438. :- Jerdon's Birds of India, Vol. II, p. 67; Butler, Guzerat; Stray Feathers, Vol. III, p. 472 ; Deccan, Stray Feathers, Vol. IX, p. 401 ; Murray's Vertebrate Zoology of Sind, p. 133 ; Swinhoe and Barnes, Central India; Ibis, 1885, p. 68.
THE STRIATED BUSH BABBLER.
Length, 9 ; wing, 3 ; tail, 4.5 ; tarsus, 1; bill at front, 0.6.
Bill pale brownish-horny ; irides red-brown ; legs dull-yellow.
Above pale ashy-brown, with numerous dusky striae, each feather being centred brown; tail pale olive-brown, obsoletely barred with dusky; beneath the chin white, the rest of the plumage rufescent-ashy, darkest on the flanks.

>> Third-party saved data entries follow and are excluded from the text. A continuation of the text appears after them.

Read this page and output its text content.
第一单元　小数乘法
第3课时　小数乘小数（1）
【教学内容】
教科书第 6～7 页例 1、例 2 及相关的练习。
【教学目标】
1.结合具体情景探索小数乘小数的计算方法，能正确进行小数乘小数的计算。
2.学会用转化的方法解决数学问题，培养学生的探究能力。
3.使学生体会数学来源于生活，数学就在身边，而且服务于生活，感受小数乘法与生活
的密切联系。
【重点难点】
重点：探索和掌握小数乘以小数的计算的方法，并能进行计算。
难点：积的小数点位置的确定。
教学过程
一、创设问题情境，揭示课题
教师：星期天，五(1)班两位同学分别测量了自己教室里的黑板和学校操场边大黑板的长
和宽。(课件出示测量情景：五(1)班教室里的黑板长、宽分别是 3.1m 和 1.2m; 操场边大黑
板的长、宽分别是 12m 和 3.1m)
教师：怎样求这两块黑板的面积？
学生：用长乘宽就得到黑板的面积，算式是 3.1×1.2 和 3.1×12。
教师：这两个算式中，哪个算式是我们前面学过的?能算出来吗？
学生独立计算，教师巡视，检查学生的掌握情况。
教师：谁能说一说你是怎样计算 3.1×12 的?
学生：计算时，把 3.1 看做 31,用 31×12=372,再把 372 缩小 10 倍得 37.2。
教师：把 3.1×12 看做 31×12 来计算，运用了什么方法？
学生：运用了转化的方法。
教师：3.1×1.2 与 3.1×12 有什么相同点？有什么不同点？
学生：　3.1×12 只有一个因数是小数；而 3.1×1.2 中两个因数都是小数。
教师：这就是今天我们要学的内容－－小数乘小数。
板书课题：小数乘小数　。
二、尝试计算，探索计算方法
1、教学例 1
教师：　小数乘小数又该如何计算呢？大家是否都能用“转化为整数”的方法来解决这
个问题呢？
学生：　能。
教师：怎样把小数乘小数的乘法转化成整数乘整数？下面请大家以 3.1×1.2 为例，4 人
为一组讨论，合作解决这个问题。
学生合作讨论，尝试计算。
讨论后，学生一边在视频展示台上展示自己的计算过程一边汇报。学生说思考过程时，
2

The Striated Bush Babbler is very common throughout the region ; it is a permanent resident, and breeds almost the whole year through. I have personally taken eggs in every month except December. The nests are generally placed in thorny bushes, two or three feet from the ground ; they are fairly well made, deep, cup-shaped nests, composed of grass stems and roots, occasionally lined with finer grass. The eggs, three or four in number, are of a moderately elongated oval shape, but spheriform varieties are not uncommon. They are of a glossy spotless pale-blue color, and average 0.82 inches in length by about 0.64 in breadth.
Eggs of Coccystes jacobinus are often found in these nests, and are distinguished by their more globular shape.